AI pioneer François Chollet warns that current Large Language Models are essentially 'memorization machines' hitting a wall in true reasoning. For executives, this means current AI excels at automating known processes but remains incapable of solving novel problems that require human-like fluid intelligence.

Key Intelligence

  • Apparently, current AI models are struggling with the ARC-AGI benchmark, a test designed to measure reasoning rather than just data memorization.
  • Did you hear that LLMs can pass the Bar exam but fail logic puzzles that a human child can solve with just one or two examples?
  • Chollet argues that we cannot simply 'scale our way' to AGI; adding more GPUs and data won't fix the fundamental lack of reasoning in Transformer architectures.
  • The core problem is 'systemic generalization'—AI is great at repeating what it has seen, but terrible at handling situations it hasn't encountered in its training data.
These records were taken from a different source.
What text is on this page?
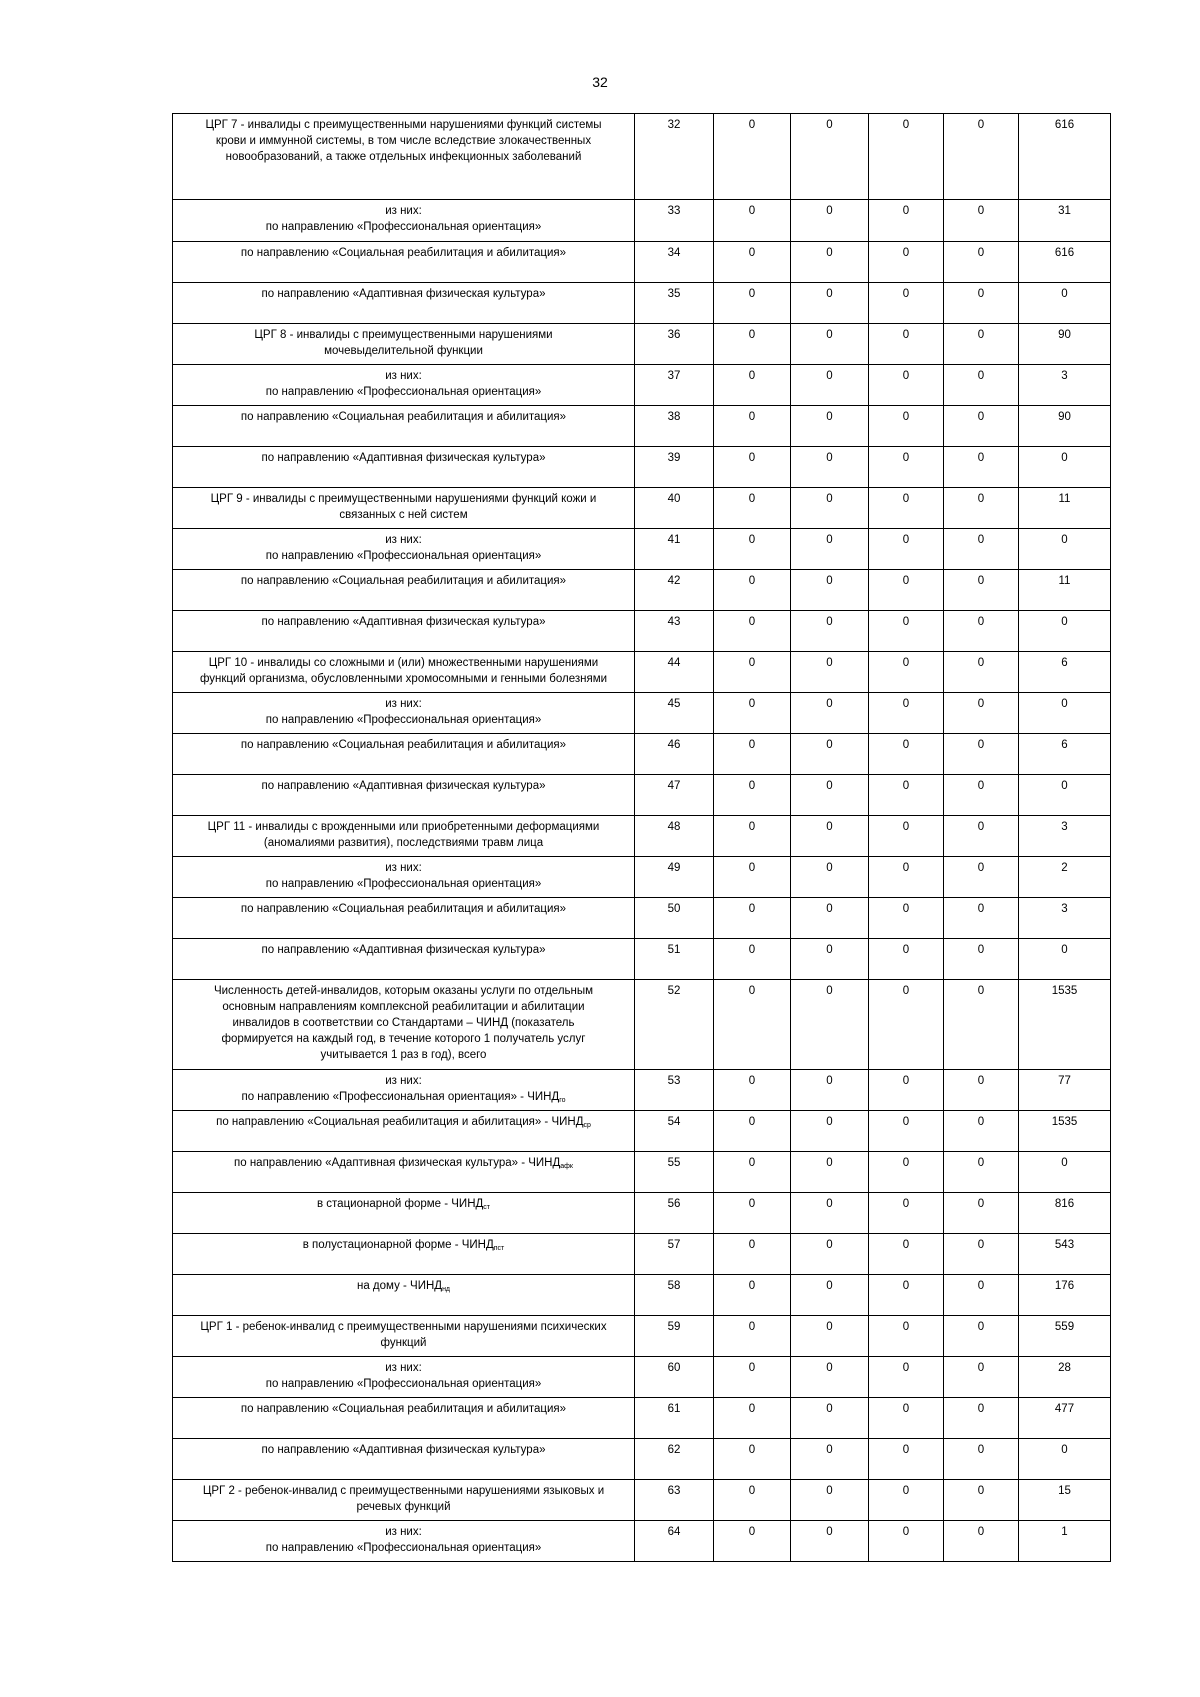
32
ЦРГ 7 - инвалиды с преимущественными нарушениями функций системы
крови и иммунной системы, в том числе вследствие злокачественных
новообразований, а также отдельных инфекционных заболеваний	32	0	0	0	0	616
из них:
по направлению «Профессиональная ориентация»	33	0	0	0	0	31
по направлению «Социальная реабилитация и абилитация»	34	0	0	0	0	616
по направлению «Адаптивная физическая культура»	35	0	0	0	0	0
ЦРГ 8 - инвалиды с преимущественными нарушениями
мочевыделительной функции	36	0	0	0	0	90
из них:
по направлению «Профессиональная ориентация»	37	0	0	0	0	3
по направлению «Социальная реабилитация и абилитация»	38	0	0	0	0	90
по направлению «Адаптивная физическая культура»	39	0	0	0	0	0
ЦРГ 9 - инвалиды с преимущественными нарушениями функций кожи и
связанных с ней систем	40	0	0	0	0	11
из них:
по направлению «Профессиональная ориентация»	41	0	0	0	0	0
по направлению «Социальная реабилитация и абилитация»	42	0	0	0	0	11
по направлению «Адаптивная физическая культура»	43	0	0	0	0	0
ЦРГ 10 - инвалиды со сложными и (или) множественными нарушениями
функций организма, обусловленными хромосомными и генными болезнями	44	0	0	0	0	6
из них:
по направлению «Профессиональная ориентация»	45	0	0	0	0	0
по направлению «Социальная реабилитация и абилитация»	46	0	0	0	0	6
по направлению «Адаптивная физическая культура»	47	0	0	0	0	0
ЦРГ 11 - инвалиды с врожденными или приобретенными деформациями
(аномалиями развития), последствиями травм лица	48	0	0	0	0	3
из них:
по направлению «Профессиональная ориентация»	49	0	0	0	0	2
по направлению «Социальная реабилитация и абилитация»	50	0	0	0	0	3
по направлению «Адаптивная физическая культура»	51	0	0	0	0	0
Численность детей-инвалидов, которым оказаны услуги по отдельным
основным направлениям комплексной реабилитации и абилитации
инвалидов в соответствии со Стандартами – ЧИНД (показатель
формируется на каждый год, в течение которого 1 получатель услуг
учитывается 1 раз в год), всего	52	0	0	0	0	1535
из них:
по направлению «Профессиональная ориентация» - $ЧИНД_{го}$	53	0	0	0	0	77
по направлению «Социальная реабилитация и абилитация» - $ЧИНД_{ср}$	54	0	0	0	0	1535
по направлению «Адаптивная физическая культура» - $ЧИНД_{афк}$	55	0	0	0	0	0
в стационарной форме - $ЧИНД_{ст}$	56	0	0	0	0	816
в полустационарной форме - $ЧИНД_{пст}$	57	0	0	0	0	543
на дому - $ЧИНД_{нд}$	58	0	0	0	0	176
ЦРГ 1 - ребенок-инвалид с преимущественными нарушениями психических
функций	59	0	0	0	0	559
из них:
по направлению «Профессиональная ориентация»	60	0	0	0	0	28
по направлению «Социальная реабилитация и абилитация»	61	0	0	0	0	477
по направлению «Адаптивная физическая культура»	62	0	0	0	0	0
ЦРГ 2 - ребенок-инвалид с преимущественными нарушениями языковых и
речевых функций	63	0	0	0	0	15
из них:
по направлению «Профессиональная ориентация»	64	0	0	0	0	1
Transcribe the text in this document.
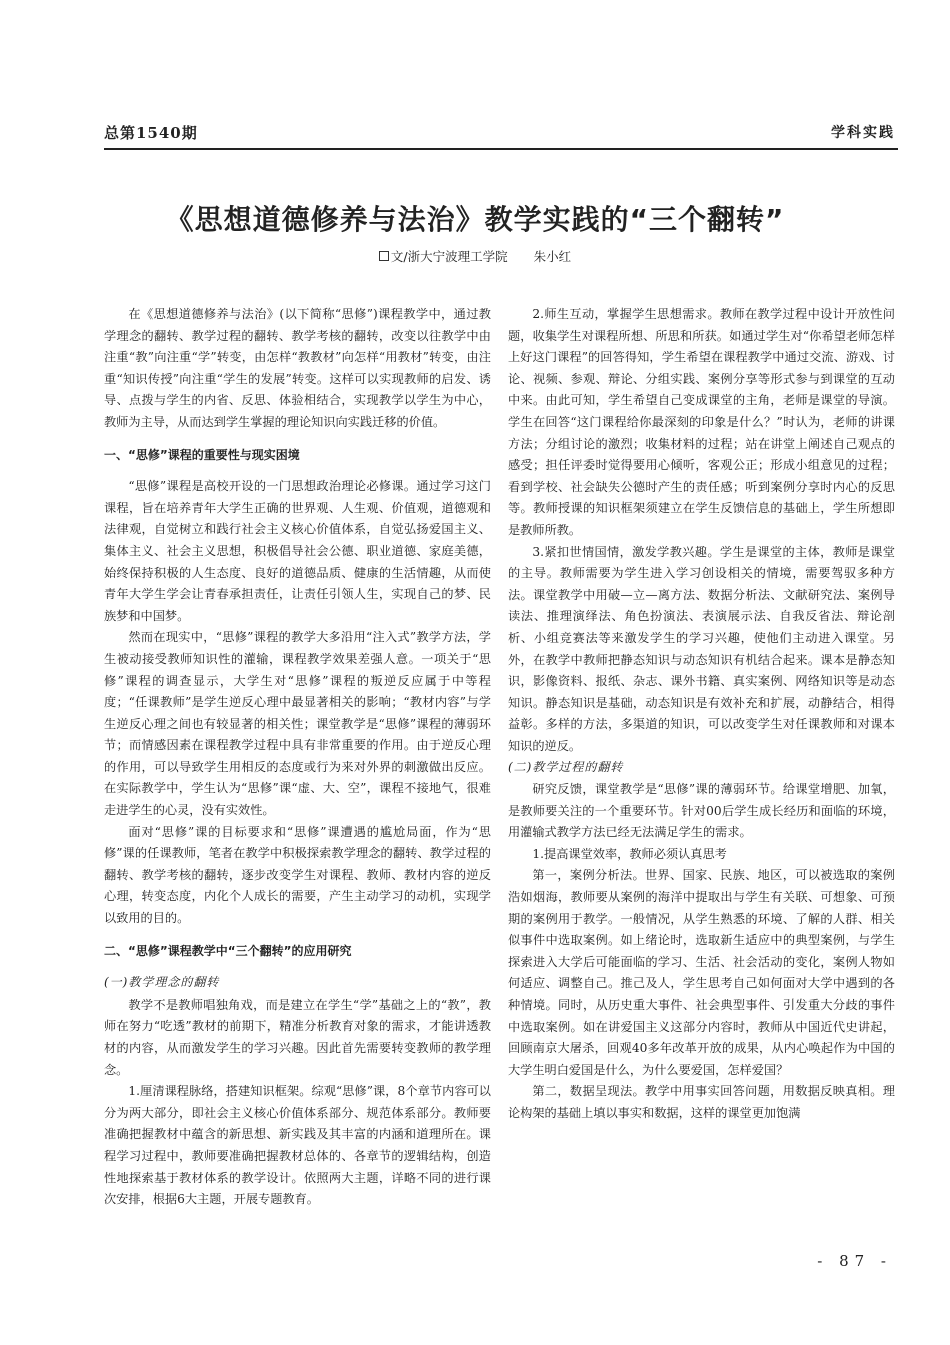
总第1540期	学科实践
《思想道德修养与法治》教学实践的“三个翻转”
文/浙大宁波理工学院 朱小红

在《思想道德修养与法治》(以下简称“思修”)课程教学中，通过教学理念的翻转、教学过程的翻转、教学考核的翻转，改变以往教学中由注重“教”向注重“学”转变，由怎样“教教材”向怎样“用教材”转变，由注重“知识传授”向注重“学生的发展”转变。这样可以实现教师的启发、诱导、点拨与学生的内省、反思、体验相结合，实现教学以学生为中心，教师为主导，从而达到学生掌握的理论知识向实践迁移的价值。

一、“思修”课程的重要性与现实困境

“思修”课程是高校开设的一门思想政治理论必修课。通过学习这门课程，旨在培养青年大学生正确的世界观、人生观、价值观，道德观和法律观，自觉树立和践行社会主义核心价值体系，自觉弘扬爱国主义、集体主义、社会主义思想，积极倡导社会公德、职业道德、家庭美德，始终保持积极的人生态度、良好的道德品质、健康的生活情趣，从而使青年大学生学会让青春承担责任，让责任引领人生，实现自己的梦、民族梦和中国梦。

然而在现实中，“思修”课程的教学大多沿用“注入式”教学方法，学生被动接受教师知识性的灌输，课程教学效果差强人意。一项关于“思修”课程的调查显示，大学生对“思修”课程的叛逆反应属于中等程度；“任课教师”是学生逆反心理中最显著相关的影响；“教材内容”与学生逆反心理之间也有较显著的相关性；课堂教学是“思修”课程的薄弱环节；而情感因素在课程教学过程中具有非常重要的作用。由于逆反心理的作用，可以导致学生用相反的态度或行为来对外界的刺激做出反应。在实际教学中，学生认为“思修”课“虚、大、空”，课程不接地气，很难走进学生的心灵，没有实效性。

面对“思修”课的目标要求和“思修”课遭遇的尴尬局面，作为“思修”课的任课教师，笔者在教学中积极探索教学理念的翻转、教学过程的翻转、教学考核的翻转，逐步改变学生对课程、教师、教材内容的逆反心理，转变态度，内化个人成长的需要，产生主动学习的动机，实现学以致用的目的。

二、“思修”课程教学中“三个翻转”的应用研究

(一)教学理念的翻转

教学不是教师唱独角戏，而是建立在学生“学”基础之上的“教”，教师在努力“吃透”教材的前期下，精准分析教育对象的需求，才能讲透教材的内容，从而激发学生的学习兴趣。因此首先需要转变教师的教学理念。

1.厘清课程脉络，搭建知识框架。综观“思修”课，8个章节内容可以分为两大部分，即社会主义核心价值体系部分、规范体系部分。教师要准确把握教材中蕴含的新思想、新实践及其丰富的内涵和道理所在。课程学习过程中，教师要准确把握教材总体的、各章节的逻辑结构，创造性地探索基于教材体系的教学设计。依照两大主题，详略不同的进行课次安排，根据6大主题，开展专题教育。

2.师生互动，掌握学生思想需求。教师在教学过程中设计开放性问题，收集学生对课程所想、所思和所获。如通过学生对“你希望老师怎样上好这门课程”的回答得知，学生希望在课程教学中通过交流、游戏、讨论、视频、参观、辩论、分组实践、案例分享等形式参与到课堂的互动中来。由此可知，学生希望自己变成课堂的主角，老师是课堂的导演。学生在回答“这门课程给你最深刻的印象是什么？”时认为，老师的讲课方法；分组讨论的激烈；收集材料的过程；站在讲堂上阐述自己观点的感受；担任评委时觉得要用心倾听，客观公正；形成小组意见的过程；看到学校、社会缺失公德时产生的责任感；听到案例分享时内心的反思等。教师授课的知识框架须建立在学生反馈信息的基础上，学生所想即是教师所教。

3.紧扣世情国情，激发学教兴趣。学生是课堂的主体，教师是课堂的主导。教师需要为学生进入学习创设相关的情境，需要驾驭多种方法。课堂教学中用破—立—离方法、数据分析法、文献研究法、案例导读法、推理演绎法、角色扮演法、表演展示法、自我反省法、辩论剖析、小组竞赛法等来激发学生的学习兴趣，使他们主动进入课堂。另外，在教学中教师把静态知识与动态知识有机结合起来。课本是静态知识，影像资料、报纸、杂志、课外书籍、真实案例、网络知识等是动态知识。静态知识是基础，动态知识是有效补充和扩展，动静结合，相得益彰。多样的方法，多渠道的知识，可以改变学生对任课教师和对课本知识的逆反。

(二)教学过程的翻转

研究反馈，课堂教学是“思修”课的薄弱环节。给课堂增肥、加氧，是教师要关注的一个重要环节。针对00后学生成长经历和面临的环境，用灌输式教学方法已经无法满足学生的需求。

1.提高课堂效率，教师必须认真思考

第一，案例分析法。世界、国家、民族、地区，可以被选取的案例浩如烟海，教师要从案例的海洋中提取出与学生有关联、可想象、可预期的案例用于教学。一般情况，从学生熟悉的环境、了解的人群、相关似事件中选取案例。如上绪论时，选取新生适应中的典型案例，与学生探索进入大学后可能面临的学习、生活、社会活动的变化，案例人物如何适应、调整自己。推己及人，学生思考自己如何面对大学中遇到的各种情境。同时，从历史重大事件、社会典型事件、引发重大分歧的事件中选取案例。如在讲爱国主义这部分内容时，教师从中国近代史讲起，回顾南京大屠杀，回观40多年改革开放的成果，从内心唤起作为中国的大学生明白爱国是什么，为什么要爱国，怎样爱国？

第二，数据呈现法。教学中用事实回答问题，用数据反映真相。理论构架的基础上填以事实和数据，这样的课堂更加饱满

- 87 -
  • Most of what we call 'AI intelligence' today is actually just high-speed pattern matching across trillions of words.
  • The gap between human logic and AI prediction is the biggest 'hidden risk' for companies relying on AI for complex, high-stakes decision-making.
  • Experts suggest the next breakthrough in AI won't come from more data, but from models that can learn new concepts on the fly like humans do.